Appel à communication 

Colloque international – 24, 25, 26 mars 2015


(cf document joint )


L’internationalisation des productions cinématographiques et audiovisuelles


État des lieux et perspectives
La production cinématographique et audiovisuelle, à l'échelle mondiale, connaît une période d'intenses mutations. La montée des technologies numériques a non seulement brutalement modifié l'industrie cinématographique, mais également élargi le champ de la production audiovisuelle tout en modifiant profondément les pratiques spectatorielles. L’arrivée de nouveaux entrants liés à Internet brouille des cadres de formats et d’intervention auparavant clairement définis, tandis que certaines sources de financement traditionnelles n’ont plus le rôle structurant qu’elles avaient il y a encore dix ans. Pour autant, le secteur continue de mobiliser de très nombreux collaborateurs nationaux et internationaux, conservant une importance économique et culturelle très forte. Les marchés et les canaux de diffusion se multiplient et posent de nouveaux défis créatifs et économiques aux producteurs chargés de se positionner sur l'un ou l'autre des marchés, soumis à une concurrence internationale. Entre politiques de coproduction et tentatives d'exportations, l'ouverture à l'international s'impose plus que jamais comme un enjeu majeur pour la recherche de financements et de publics.

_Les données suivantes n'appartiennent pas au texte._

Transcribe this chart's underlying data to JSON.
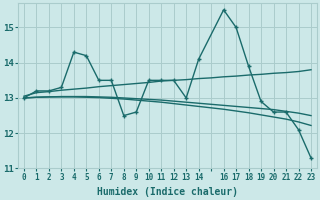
{
  "xlabel": "Humidex (Indice chaleur)",
  "ylabel": "",
  "background_color": "#cce8e8",
  "grid_color": "#aacccc",
  "line_color": "#1a6b6b",
  "xlim": [
    -0.5,
    23.5
  ],
  "ylim": [
    11,
    15.7
  ],
  "yticks": [
    11,
    12,
    13,
    14,
    15
  ],
  "main_line_x": [
    0,
    1,
    2,
    3,
    4,
    5,
    6,
    7,
    8,
    9,
    10,
    11,
    12,
    13,
    14,
    16,
    17,
    18,
    19,
    20,
    21,
    22,
    23
  ],
  "main_line_y": [
    13.0,
    13.2,
    13.2,
    13.3,
    14.3,
    14.2,
    13.5,
    13.5,
    12.5,
    12.6,
    13.5,
    13.5,
    13.5,
    13.0,
    14.1,
    15.5,
    15.0,
    13.9,
    12.9,
    12.6,
    12.6,
    12.1,
    11.3
  ],
  "line2_x": [
    0,
    1,
    2,
    3,
    4,
    5,
    6,
    7,
    8,
    9,
    10,
    11,
    12,
    13,
    14,
    15,
    16,
    17,
    18,
    19,
    20,
    21,
    22,
    23
  ],
  "line2_y": [
    13.05,
    13.15,
    13.18,
    13.22,
    13.25,
    13.28,
    13.32,
    13.35,
    13.38,
    13.41,
    13.44,
    13.48,
    13.5,
    13.52,
    13.55,
    13.57,
    13.6,
    13.62,
    13.65,
    13.67,
    13.7,
    13.72,
    13.75,
    13.8
  ],
  "line3_x": [
    0,
    1,
    2,
    3,
    4,
    5,
    6,
    7,
    8,
    9,
    10,
    11,
    12,
    13,
    14,
    15,
    16,
    17,
    18,
    19,
    20,
    21,
    22,
    23
  ],
  "line3_y": [
    13.0,
    13.02,
    13.03,
    13.04,
    13.04,
    13.04,
    13.03,
    13.02,
    13.0,
    12.98,
    12.96,
    12.94,
    12.91,
    12.88,
    12.85,
    12.82,
    12.79,
    12.76,
    12.73,
    12.7,
    12.67,
    12.62,
    12.57,
    12.5
  ],
  "line4_x": [
    0,
    1,
    2,
    3,
    4,
    5,
    6,
    7,
    8,
    9,
    10,
    11,
    12,
    13,
    14,
    15,
    16,
    17,
    18,
    19,
    20,
    21,
    22,
    23
  ],
  "line4_y": [
    13.0,
    13.02,
    13.03,
    13.03,
    13.03,
    13.02,
    13.01,
    12.99,
    12.97,
    12.94,
    12.91,
    12.88,
    12.84,
    12.8,
    12.76,
    12.72,
    12.68,
    12.63,
    12.58,
    12.52,
    12.46,
    12.4,
    12.32,
    12.22
  ],
  "marker": "+",
  "markersize": 3.5,
  "linewidth": 1.0
}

Le colloque se propose de faire un état des lieux de la production cinématographique et audiovisuelle au niveau européen, en questionnant les dynamiques de collaboration existantes entre pays, institutionnalisées ou non, et de manière plus générale sur les changements observables dans les différents secteurs de la production. Pour penser ces nouveaux enjeux qui animent l'industrie cinématographique et audiovisuelle, nous souhaitons réunir des intervenants d'origine aussi bien universitaire, qu'institutionnelle et professionnelle.
Les propositions de communication pourront s’inscrire au sein des thématiques suivantes :
Coproduire à l'international, pour qui, pourquoi, comment ?
Quels effets ont eu la mise en place de réseaux et d'institutions au niveau international (Eurimages, MEDIA...) ? Quels rôles prennent aujourd’hui les organismes européens de formation de producteurs (EAVE, MBS, ACE...)? Comment mesurer les effets des politiques nationales et internationales qui se veulent incitatives en termes de volume de production, de soutien à la distribution, d’incidence sur les marchés ? Existe–t-il des axes de coproduction internationale plus dynamiques et efficients que d’autres ? Quelles sont les influences des réglementations et obligations nationales et européennes sur les stratégies de coproduction internationale ? Quels enjeux socio-économiques et culturels pour les coproductions internationales, qu’elles soient européennes ou non ?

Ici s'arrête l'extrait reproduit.